A review of the long history of this litigation reveals that the client ratified the executory contract, of which she complains attorney malpraeticed within and upon, by letters and phone calls. We have previously so held, as the majority opinion points out. Therefore, how can client complain? Client must not only establish negligence but her opportunity for obtaining a favorable judgment. Taylor Oil Co. v. Weisensee, 334 N.W.2d 27 (S.D.1983). Three previous appeals to her disadvantage, and the *467law of the case springing therefrom, ably demonstrate that the facts are not supportive of a separate cause of action in her favor and against the attorney. In this regard, as does the majority opinion, I do not hinge my vote upon collateral estoppel; for, indeed, collateral estoppel is not applicable here. Certainly, the doctrine of res judicata does not apply as it applies only to issues which have actually been litigated. Golden v. Oahe Enterprises, Inc., 90 S.D. 268, 276, 240 N.W.2d 102, 109 (1976). The contract between Staab and Skoglund has been litigated, but the contractual relationship with client and attorney has not, heretofore, been litigated.
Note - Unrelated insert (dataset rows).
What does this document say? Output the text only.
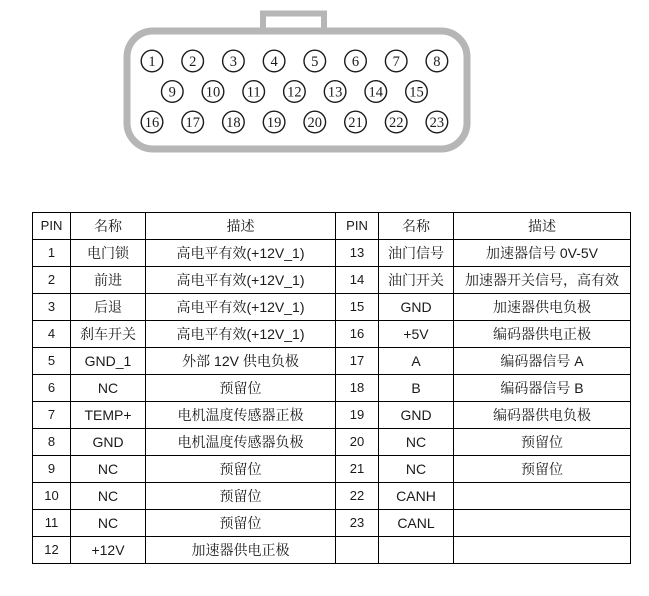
1 2 3 4 5 6 7 8
9 10 11 12 13 14 15
16 17 18 19 20 21 22 23
PIN	名称	描述	PIN	名称	描述
1	电门锁	高电平有效(+12V_1)	13	油门信号	加速器信号 0V-5V
2	前进	高电平有效(+12V_1)	14	油门开关	加速器开关信号，高有效
3	后退	高电平有效(+12V_1)	15	GND	加速器供电负极
4	刹车开关	高电平有效(+12V_1)	16	+5V	编码器供电正极
5	GND_1	外部 12V 供电负极	17	A	编码器信号 A
6	NC	预留位	18	B	编码器信号 B
7	TEMP+	电机温度传感器正极	19	GND	编码器供电负极
8	GND	电机温度传感器负极	20	NC	预留位
9	NC	预留位	21	NC	预留位
10	NC	预留位	22	CANH	
11	NC	预留位	23	CANL	
12	+12V	加速器供电正极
Without sacrificing my dissent in Cook v. Rezek, cited in the majority opinion, for collateral estoppel was used as a basis in the Court’s decision in said case though not pleaded, whereas in this case the majority opinion concedes collateral estoppel should not have been used by the trial court, I would anchor the decision on language employed by this Court in Uken v. Sloat, 296 N.W.2d 540, 542 (S.D.1980). We stated: “In reviewing [a] trial court’s order granting summary judgment, we premise our decision on the principle that affirmance of such a judgment is proper if there exists any basis which would support the trial court’s ruling.” Ordinarily, summary judgment should not be employed in negligence actions; this is a negligence action. Also, summary judgment is an extreme remedy and should be awarded only when the truth is clear, and all reasonable doubt touching upon the existence of a genuine issue as to a material fact should be resolved against the movant. Although there might well be some factual dispute between this attorney and client, there does not appear to be a genuine issue as to a material fact. Therefore, the attorney is entitled to judgment as a matter of law and under the precedent of Uken, 296 N.W.2d 540.